Callister-Baker says there are strict legal requirements that must be followed when preparing a fixed-term employment agreement. It must state how the employment will end, as well as the reason for the fixed term ending in that way. 

“The reason itself must also be genuine and based on reasonable grounds,” she says. 

“In terms of other differences, fixed-term employment agreements may also include different provisions addressing leave and holidays, particularly if the fixed-term employment agreement is for less than one year.”

What must be included in an employment agreement?

All employment agreements must be in writing and must include the following:

  • the names of the employee and employer
  • a description of the work to be performed by the employee
  • an indication of where the employee will work from
  • any agreed hours of work or, if no hours of work are agreed, an indication of the arrangements on the times the employee is to work
  • the wages or salary payable to the employee
  • a plain-language explanation of the services available for the resolution of employment relationship problems, including references to the statutory timeframes for raising personal grievances
  • an employee protection provision
  • a provision that confirms the employer will pay the employee time and a half if the employee is required to work on a public holiday.

Callister-Baker notes that fixed-term employment agreements have additional terms that must be included. 

“These terms relate to the way the employment will end, as well as the reason for the fixed term ending in that way,” she says.

What are the optional inclusions?

Permanent and fixed-term employment agreements may also include terms that deal with other matters. Callister-Baker says these may include:

  • commencement date, term (if applicable) and conditions of employment
  • any trial or probationary periods
  • any contractual benefits
  • KiwiSaver
  • leave and holidays (including any annual closedown)
  • termination (including clauses dealing with notice, abandonment, medical incapacity and redundancy)
  • suspension
  • secondary employment and conflicts of interest
  • policies
  • health and safety (including any drug and alcohol testing requirements)
  • expenses and deductions
  • confidentiality and intellectual property
  • the process for varying the employment agreement.

Where can you go for help?

The Ministry of Business, Innovation and Employment’s website, Employment New Zealand, provides numerous resources on employment.

Callister-Baker says you can also take legal advice about your employment agreement from a lawyer. 

“The Law Society has a search tool where you can select a practice area and location to find a lawyer who practices in employment law in your area,” she says.

Employment agreements outline the terms and conditions of employment, and they must be in writing.
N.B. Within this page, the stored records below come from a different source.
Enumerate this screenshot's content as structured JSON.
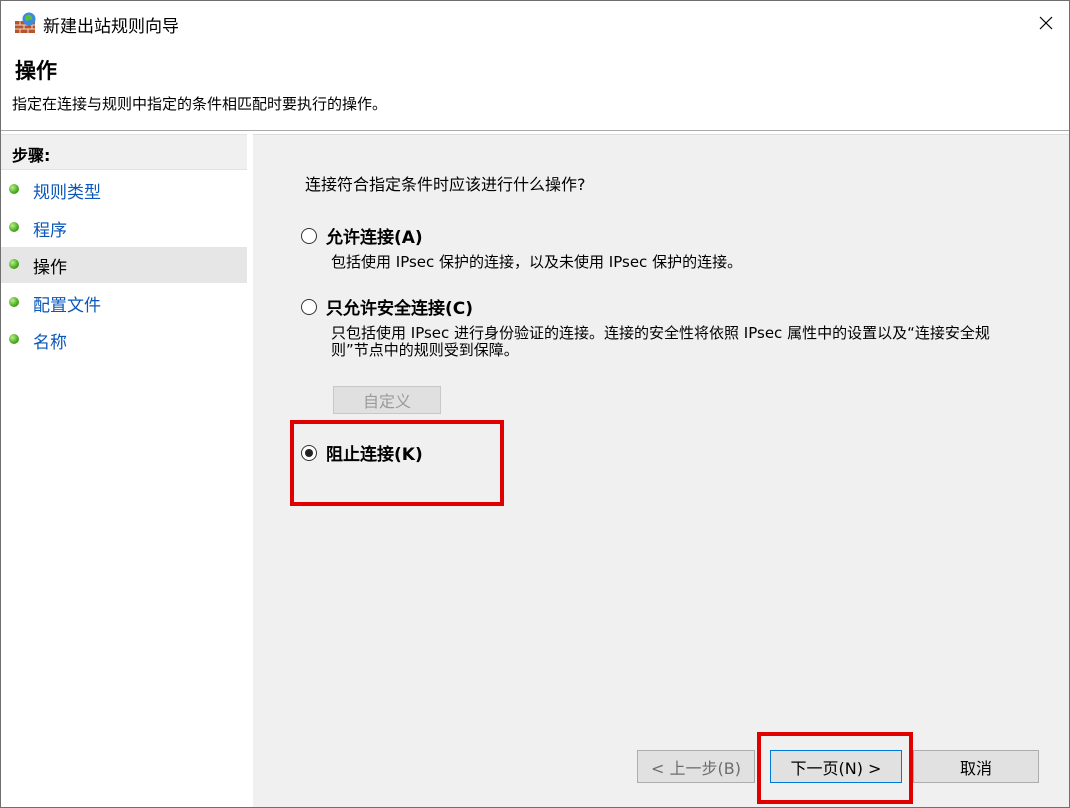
{
  "window": {
    "title": "新建出站规则向导"
  },
  "header": {
    "title": "操作",
    "description": "指定在连接与规则中指定的条件相匹配时要执行的操作。"
  },
  "steps": {
    "heading": "步骤:",
    "items": [
      {
        "label": "规则类型",
        "active": false
      },
      {
        "label": "程序",
        "active": false
      },
      {
        "label": "操作",
        "active": true
      },
      {
        "label": "配置文件",
        "active": false
      },
      {
        "label": "名称",
        "active": false
      }
    ]
  },
  "main": {
    "question": "连接符合指定条件时应该进行什么操作?",
    "options": [
      {
        "label": "允许连接(A)",
        "description": "包括使用 IPsec 保护的连接，以及未使用 IPsec 保护的连接。",
        "selected": false
      },
      {
        "label": "只允许安全连接(C)",
        "description": "只包括使用 IPsec 进行身份验证的连接。连接的安全性将依照 IPsec 属性中的设置以及“连接安全规则”节点中的规则受到保障。",
        "selected": false
      },
      {
        "label": "阻止连接(K)",
        "selected": true
      }
    ],
    "customize_label": "自定义"
  },
  "buttons": {
    "back": "< 上一步(B)",
    "next": "下一页(N) >",
    "cancel": "取消"
  },
  "colors": {
    "highlight": "#e00000",
    "link": "#0b57b9",
    "step_dot": "#4aa91e"
  }
}
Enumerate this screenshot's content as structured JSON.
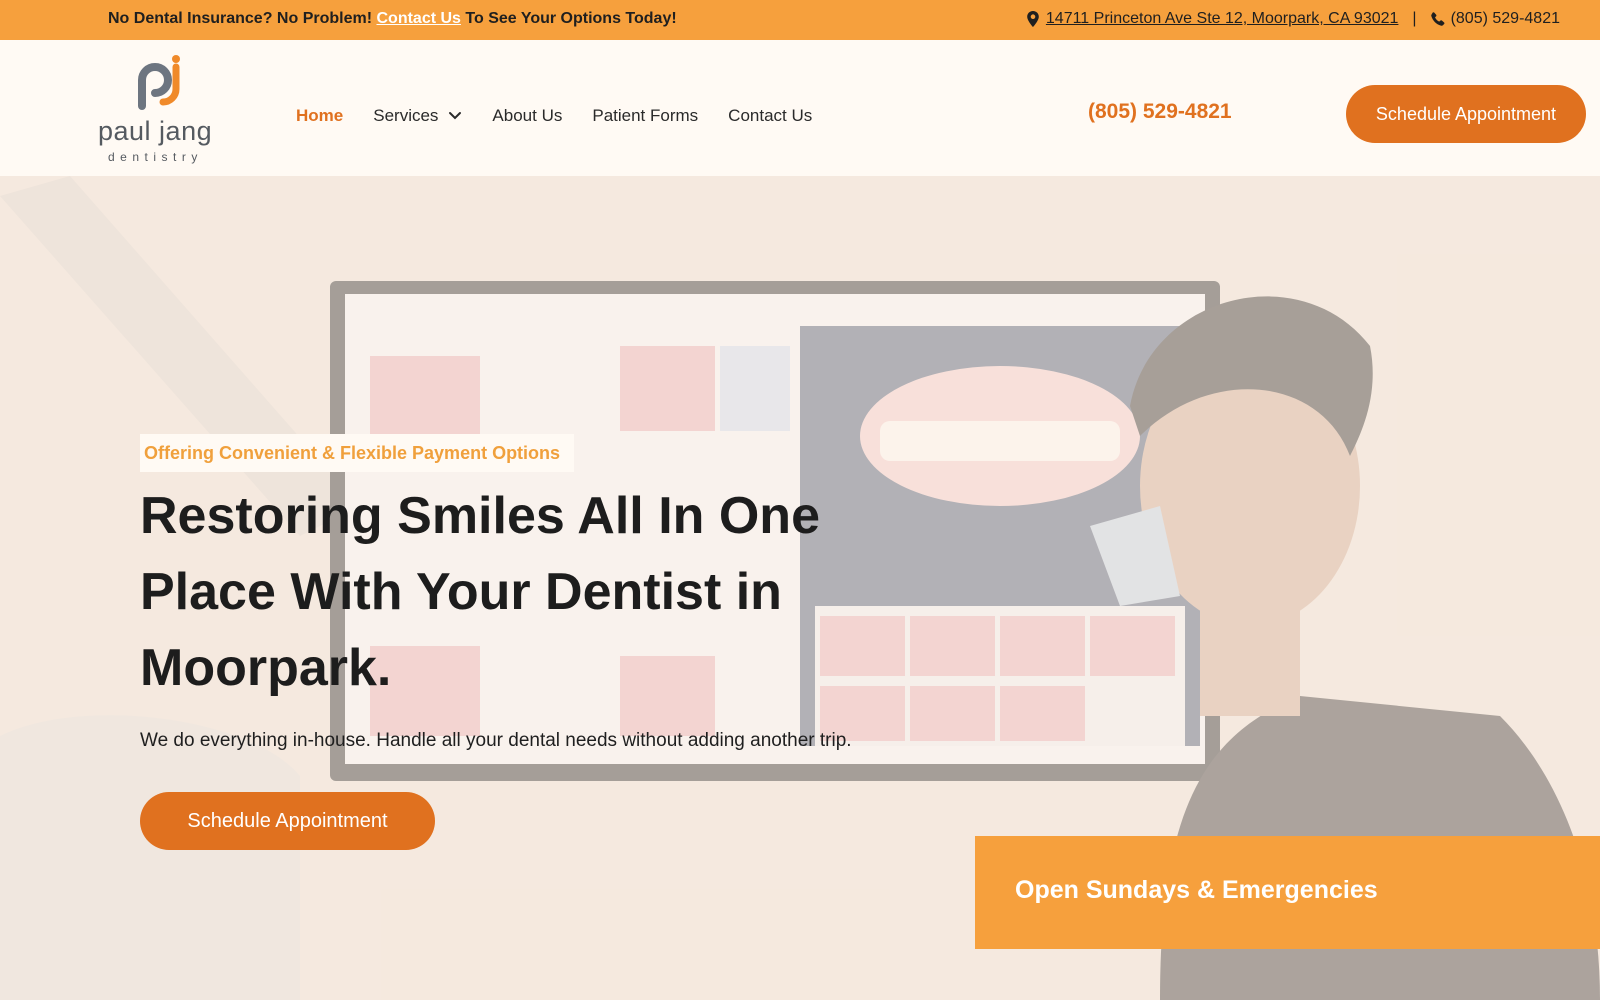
{
  "topbar": {
    "promo_before": "No Dental Insurance? No Problem!",
    "promo_link": "Contact Us",
    "promo_after": "To See Your Options Today!",
    "address": "14711 Princeton Ave Ste 12, Moorpark, CA 93021",
    "separator": "|",
    "phone": "(805) 529-4821",
    "icons": [
      "map-pin-icon",
      "phone-icon"
    ]
  },
  "logo": {
    "name": "paul jang",
    "tagline": "dentistry"
  },
  "nav": {
    "items": [
      {
        "label": "Home",
        "active": true
      },
      {
        "label": "Services",
        "has_dropdown": true
      },
      {
        "label": "About Us"
      },
      {
        "label": "Patient Forms"
      },
      {
        "label": "Contact Us"
      }
    ]
  },
  "header": {
    "phone": "(805) 529-4821",
    "cta_label": "Schedule Appointment"
  },
  "hero": {
    "eyebrow": "Offering Convenient & Flexible Payment Options",
    "title": "Restoring Smiles All In One Place With Your Dentist in Moorpark.",
    "subtitle": "We do everything in-house. Handle all your dental needs without adding another trip.",
    "cta_label": "Schedule Appointment",
    "badge": "Open Sundays & Emergencies"
  },
  "colors": {
    "accent_orange": "#e0711f",
    "light_orange": "#f6a03d",
    "header_bg": "#fffaf4",
    "text_dark": "#1d1d1d"
  }
}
Whether you’re hiring for a casual, permanent or fixed-term role, they all have legal requirements that need to be included before you send them off to be signed.

Information provided in this article is general only and it does not constitute legal advice and should not be relied upon as such. SEEK provides no warranty as to its accuracy, reliability or completeness. Before taking any course of action related to this article you should make your own inquiries and seek independent advice (including the appropriate legal advice) on whether it is suitable for your circumstances.